On the first weekend, she had stayed in her room, much as she had done all her life in high school. A member of the Christian Union, she had enjoyed her own company, often in contemplative prayer and study. She was a prefect and often led prayers at school assembly.

During the second week, she met some “city girls” who were fellow students, and who had established deep roots in the city. They easily persuaded her to go out with them the following week, and that was the beginning of the slippery slope, out of which she could not pull herself!

At first it was much teasing about her way of dressing and in general the way she carried herself. She was told that she was now at university, free from the rules of the headmistress, and away from the watchful eye of her mother, that she had an ID, she could go anywhere she pleased and did not need the permission of anybody.

She was convinced (perhaps like you) that without being in the crowd, she was nothing and life would pass her by.
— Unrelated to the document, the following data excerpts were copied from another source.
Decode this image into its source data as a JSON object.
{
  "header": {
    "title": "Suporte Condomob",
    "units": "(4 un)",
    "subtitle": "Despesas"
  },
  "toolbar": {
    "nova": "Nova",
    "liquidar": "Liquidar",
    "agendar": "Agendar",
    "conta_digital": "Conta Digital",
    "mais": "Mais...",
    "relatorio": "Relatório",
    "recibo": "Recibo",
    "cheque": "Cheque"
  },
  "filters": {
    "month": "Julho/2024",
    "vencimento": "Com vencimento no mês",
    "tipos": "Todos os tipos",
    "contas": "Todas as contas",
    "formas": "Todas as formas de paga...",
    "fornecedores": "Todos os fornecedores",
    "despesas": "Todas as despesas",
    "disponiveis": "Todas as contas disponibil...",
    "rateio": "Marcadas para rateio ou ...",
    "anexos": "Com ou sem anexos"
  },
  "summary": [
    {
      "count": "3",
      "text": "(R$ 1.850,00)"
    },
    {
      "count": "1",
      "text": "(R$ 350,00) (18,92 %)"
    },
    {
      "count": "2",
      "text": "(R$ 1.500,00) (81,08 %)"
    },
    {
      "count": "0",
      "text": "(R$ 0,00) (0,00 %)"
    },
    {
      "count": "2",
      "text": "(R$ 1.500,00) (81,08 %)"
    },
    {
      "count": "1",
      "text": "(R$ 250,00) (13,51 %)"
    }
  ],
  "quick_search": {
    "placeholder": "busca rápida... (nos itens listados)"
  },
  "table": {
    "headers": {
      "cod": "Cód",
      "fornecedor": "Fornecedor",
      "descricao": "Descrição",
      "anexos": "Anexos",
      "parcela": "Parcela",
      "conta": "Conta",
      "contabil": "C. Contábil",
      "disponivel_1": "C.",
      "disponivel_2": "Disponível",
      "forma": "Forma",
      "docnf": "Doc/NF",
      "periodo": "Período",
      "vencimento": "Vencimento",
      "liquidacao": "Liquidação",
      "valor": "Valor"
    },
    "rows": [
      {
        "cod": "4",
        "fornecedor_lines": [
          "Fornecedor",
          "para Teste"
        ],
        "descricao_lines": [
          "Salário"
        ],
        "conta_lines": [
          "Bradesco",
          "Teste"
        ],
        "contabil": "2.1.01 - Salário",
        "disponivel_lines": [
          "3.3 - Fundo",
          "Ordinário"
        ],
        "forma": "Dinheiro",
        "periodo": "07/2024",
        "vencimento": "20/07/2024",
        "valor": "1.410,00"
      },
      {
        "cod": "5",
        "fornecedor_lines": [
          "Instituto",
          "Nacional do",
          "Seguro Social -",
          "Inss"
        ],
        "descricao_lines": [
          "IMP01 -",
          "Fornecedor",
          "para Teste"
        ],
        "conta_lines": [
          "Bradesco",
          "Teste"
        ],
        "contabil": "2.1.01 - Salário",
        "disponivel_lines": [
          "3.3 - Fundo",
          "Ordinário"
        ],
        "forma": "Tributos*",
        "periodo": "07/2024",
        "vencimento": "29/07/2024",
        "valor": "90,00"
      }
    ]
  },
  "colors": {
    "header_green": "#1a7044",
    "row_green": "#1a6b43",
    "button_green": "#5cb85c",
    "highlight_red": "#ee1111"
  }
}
Her “friends” reasoned that the time to have fun is while at university because after that one would get married and be under the “rule of the husband”. University was the only time one was truly free.

Soon, she tasted a glass of white wine which “gave her good sleep”. She began to enjoy the company of the city girls who seemed to be on the fast lane of life. Soon she developed a severe form of FOMO (fear of missing out). She started to feel that if any of the girls was going out, she “needed” to be there otherwise she might miss out on all the fun!
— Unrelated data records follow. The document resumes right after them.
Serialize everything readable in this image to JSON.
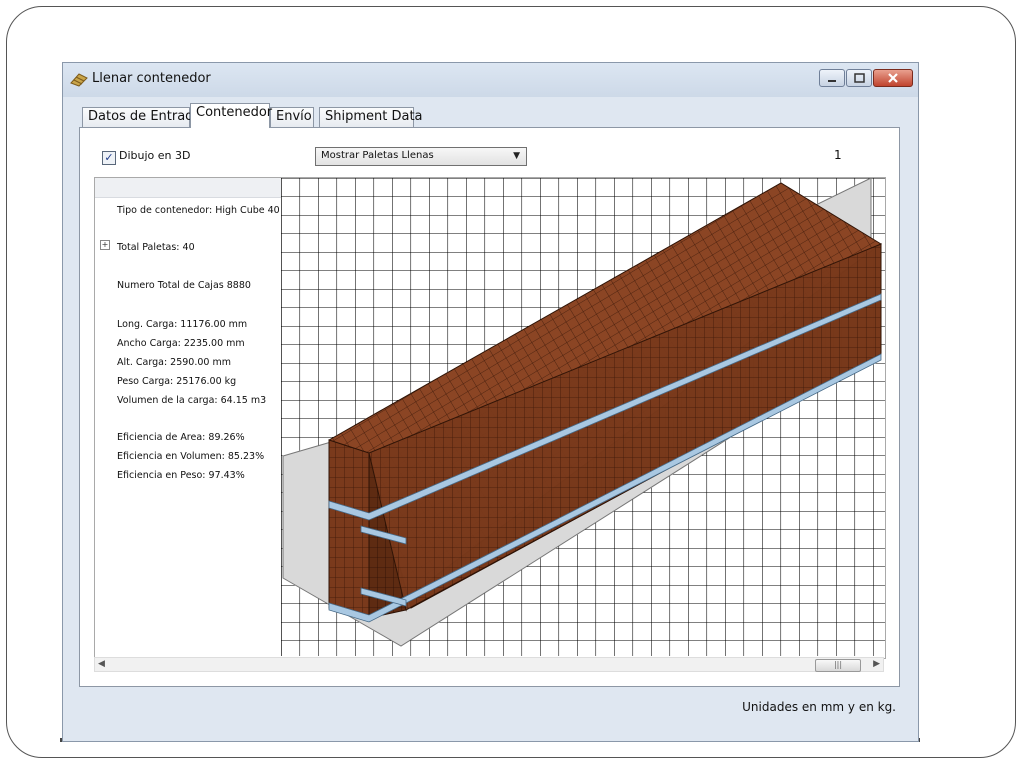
{
  "window": {
    "title": "Llenar contenedor"
  },
  "tabs": [
    {
      "label": "Datos de Entrada",
      "active": false
    },
    {
      "label": "Contenedor",
      "active": true
    },
    {
      "label": "Envío",
      "active": false
    },
    {
      "label": "Shipment Data",
      "active": false
    }
  ],
  "controls": {
    "draw3d_label": "Dibujo en 3D",
    "draw3d_checked": true,
    "display_select_value": "Mostrar Paletas Llenas",
    "page_number": "1"
  },
  "info": {
    "container_type": "Tipo de contenedor: High Cube 40",
    "total_pallets": "Total Paletas: 40",
    "total_boxes": "Numero Total de Cajas 8880",
    "load_length": "Long. Carga: 11176.00 mm",
    "load_width": "Ancho Carga: 2235.00 mm",
    "load_height": "Alt. Carga: 2590.00 mm",
    "load_weight": "Peso Carga: 25176.00 kg",
    "load_volume": "Volumen de la carga: 64.15 m3",
    "area_efficiency": "Eficiencia de Area: 89.26%",
    "volume_efficiency": "Eficiencia en Volumen: 85.23%",
    "weight_efficiency": "Eficiencia en Peso: 97.43%"
  },
  "footer": {
    "units_note": "Unidades en mm y en kg."
  },
  "colors": {
    "box_front": "#7a3a1c",
    "box_top": "#8b4524",
    "box_side": "#5e2b12",
    "pallet": "#a9c8e2",
    "floor": "#d9d9d9",
    "grid": "#000000"
  },
  "icons": {
    "app": "pallet-boxes-icon",
    "expander": "plus-expander-icon"
  }
}
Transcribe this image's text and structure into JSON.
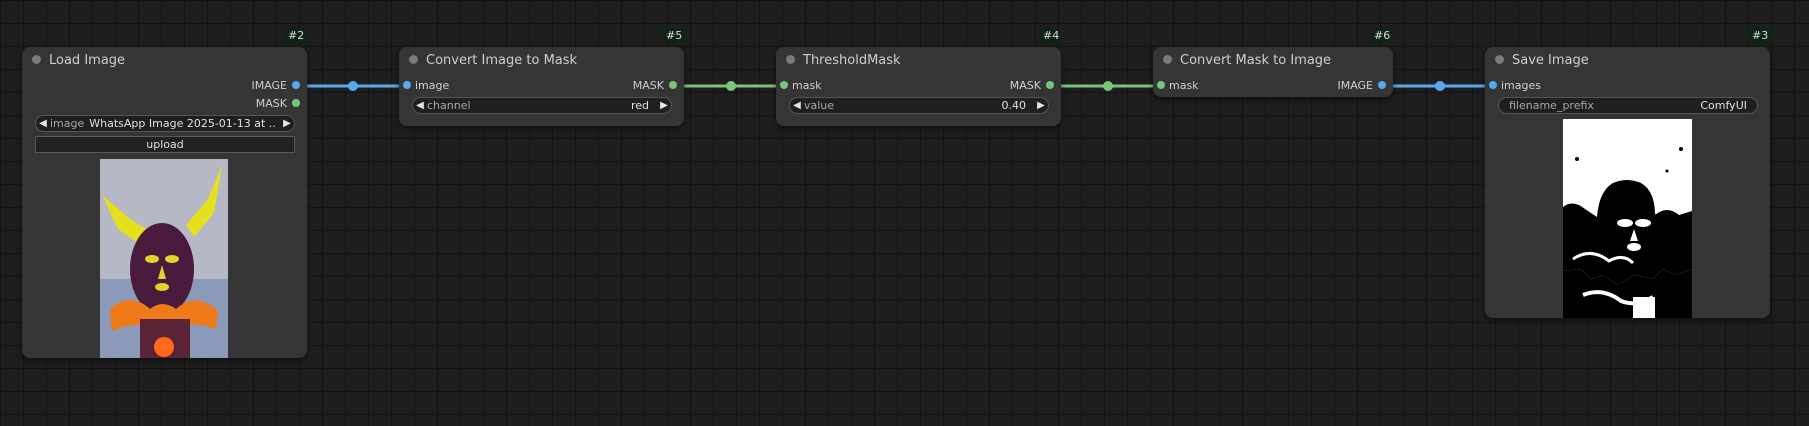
{
  "nodes": {
    "load_image": {
      "id": "#2",
      "title": "Load Image",
      "outputs": [
        "IMAGE",
        "MASK"
      ],
      "image_widget": {
        "label": "image",
        "value": "WhatsApp Image 2025-01-13 at ..."
      },
      "upload_label": "upload"
    },
    "image_to_mask": {
      "id": "#5",
      "title": "Convert Image to Mask",
      "input": "image",
      "output": "MASK",
      "channel_widget": {
        "label": "channel",
        "value": "red"
      }
    },
    "threshold_mask": {
      "id": "#4",
      "title": "ThresholdMask",
      "input": "mask",
      "output": "MASK",
      "value_widget": {
        "label": "value",
        "value": "0.40"
      }
    },
    "mask_to_image": {
      "id": "#6",
      "title": "Convert Mask to Image",
      "input": "mask",
      "output": "IMAGE"
    },
    "save_image": {
      "id": "#3",
      "title": "Save Image",
      "input": "images",
      "prefix_widget": {
        "label": "filename_prefix",
        "value": "ComfyUI"
      }
    }
  },
  "colors": {
    "image_link": "#5aa9ef",
    "mask_link": "#7bc47b",
    "node_bg": "#353535",
    "canvas_bg": "#1e1e1e"
  }
}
Once or twice she had missed classes because of late nights and severe headaches. The other girls seemed to cope with life on the fast lane. They did not go out as often as she did, because she was the only one who needed “validation” from all her friends. Freedom was a new toy for her. She did not know how to handle it.
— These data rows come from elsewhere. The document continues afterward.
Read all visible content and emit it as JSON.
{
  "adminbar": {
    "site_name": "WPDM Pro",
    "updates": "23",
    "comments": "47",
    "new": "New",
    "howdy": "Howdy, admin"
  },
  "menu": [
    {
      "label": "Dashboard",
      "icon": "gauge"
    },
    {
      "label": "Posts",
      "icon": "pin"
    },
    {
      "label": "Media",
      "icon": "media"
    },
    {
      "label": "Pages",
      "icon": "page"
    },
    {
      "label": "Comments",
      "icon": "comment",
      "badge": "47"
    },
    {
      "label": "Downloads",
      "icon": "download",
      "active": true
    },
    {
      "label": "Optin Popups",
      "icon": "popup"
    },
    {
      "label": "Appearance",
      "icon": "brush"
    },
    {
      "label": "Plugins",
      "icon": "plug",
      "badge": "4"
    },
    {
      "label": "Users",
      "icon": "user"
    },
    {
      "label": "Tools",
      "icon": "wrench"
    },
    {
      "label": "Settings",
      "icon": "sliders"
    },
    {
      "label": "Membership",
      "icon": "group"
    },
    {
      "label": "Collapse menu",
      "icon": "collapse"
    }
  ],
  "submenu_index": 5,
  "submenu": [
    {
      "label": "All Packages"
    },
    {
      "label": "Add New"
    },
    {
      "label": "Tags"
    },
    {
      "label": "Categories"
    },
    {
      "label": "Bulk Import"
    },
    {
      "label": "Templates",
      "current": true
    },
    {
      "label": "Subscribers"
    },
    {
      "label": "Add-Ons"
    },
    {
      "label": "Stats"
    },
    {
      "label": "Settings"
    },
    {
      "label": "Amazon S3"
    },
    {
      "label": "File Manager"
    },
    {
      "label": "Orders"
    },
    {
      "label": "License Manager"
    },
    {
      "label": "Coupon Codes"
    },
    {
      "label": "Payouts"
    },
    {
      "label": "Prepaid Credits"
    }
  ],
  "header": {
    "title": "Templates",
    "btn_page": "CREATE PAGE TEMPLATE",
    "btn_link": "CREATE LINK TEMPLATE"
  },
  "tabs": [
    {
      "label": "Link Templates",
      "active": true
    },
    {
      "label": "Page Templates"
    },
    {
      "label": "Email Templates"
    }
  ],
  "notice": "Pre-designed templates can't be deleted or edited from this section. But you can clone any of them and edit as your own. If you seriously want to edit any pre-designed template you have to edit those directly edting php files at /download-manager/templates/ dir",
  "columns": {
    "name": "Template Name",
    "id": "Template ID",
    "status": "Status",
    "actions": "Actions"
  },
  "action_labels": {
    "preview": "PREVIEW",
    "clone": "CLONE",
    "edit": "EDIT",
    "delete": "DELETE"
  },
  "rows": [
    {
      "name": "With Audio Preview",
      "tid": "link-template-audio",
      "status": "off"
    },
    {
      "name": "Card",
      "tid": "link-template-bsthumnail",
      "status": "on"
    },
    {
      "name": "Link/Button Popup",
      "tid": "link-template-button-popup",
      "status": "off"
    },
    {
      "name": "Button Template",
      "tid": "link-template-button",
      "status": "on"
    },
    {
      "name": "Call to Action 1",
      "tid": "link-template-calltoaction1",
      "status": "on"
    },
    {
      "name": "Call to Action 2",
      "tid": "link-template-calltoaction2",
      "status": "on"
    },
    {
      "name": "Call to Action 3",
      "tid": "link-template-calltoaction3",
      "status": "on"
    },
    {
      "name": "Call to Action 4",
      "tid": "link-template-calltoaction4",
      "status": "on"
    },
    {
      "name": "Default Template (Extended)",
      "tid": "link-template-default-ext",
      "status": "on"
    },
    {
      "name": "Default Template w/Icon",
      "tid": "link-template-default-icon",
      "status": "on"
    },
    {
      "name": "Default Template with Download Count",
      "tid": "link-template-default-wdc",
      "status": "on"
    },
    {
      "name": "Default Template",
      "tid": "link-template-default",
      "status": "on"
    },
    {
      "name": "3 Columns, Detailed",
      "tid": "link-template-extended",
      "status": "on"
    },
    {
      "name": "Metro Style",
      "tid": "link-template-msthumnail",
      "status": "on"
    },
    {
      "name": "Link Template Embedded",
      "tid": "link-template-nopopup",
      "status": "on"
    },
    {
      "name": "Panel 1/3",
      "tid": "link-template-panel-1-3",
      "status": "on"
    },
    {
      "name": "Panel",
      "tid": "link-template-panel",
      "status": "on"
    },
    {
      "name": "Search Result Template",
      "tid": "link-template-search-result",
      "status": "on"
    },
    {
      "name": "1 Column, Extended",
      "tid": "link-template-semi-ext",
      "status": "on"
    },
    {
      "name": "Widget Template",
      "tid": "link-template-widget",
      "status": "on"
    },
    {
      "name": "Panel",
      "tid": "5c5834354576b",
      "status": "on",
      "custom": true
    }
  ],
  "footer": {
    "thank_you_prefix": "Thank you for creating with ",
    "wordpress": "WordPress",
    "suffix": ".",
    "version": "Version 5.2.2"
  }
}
One day she woke up in a lodging and had no recollection of how she got there. She had lost both her memory and her virginity. Life went from bad to worse. Now she felt she needed to get validation not only from the girls, but from boys as well. She got to “know” many of the boys, but sadly they kept moving on. In the end, the only thing that “validated” her was alcohol and cannabis. She got the help that she clearly needed.

Many weeks of therapy were followed by a return of her self-confidence, and the last we heard of her, she was in final year of her studies.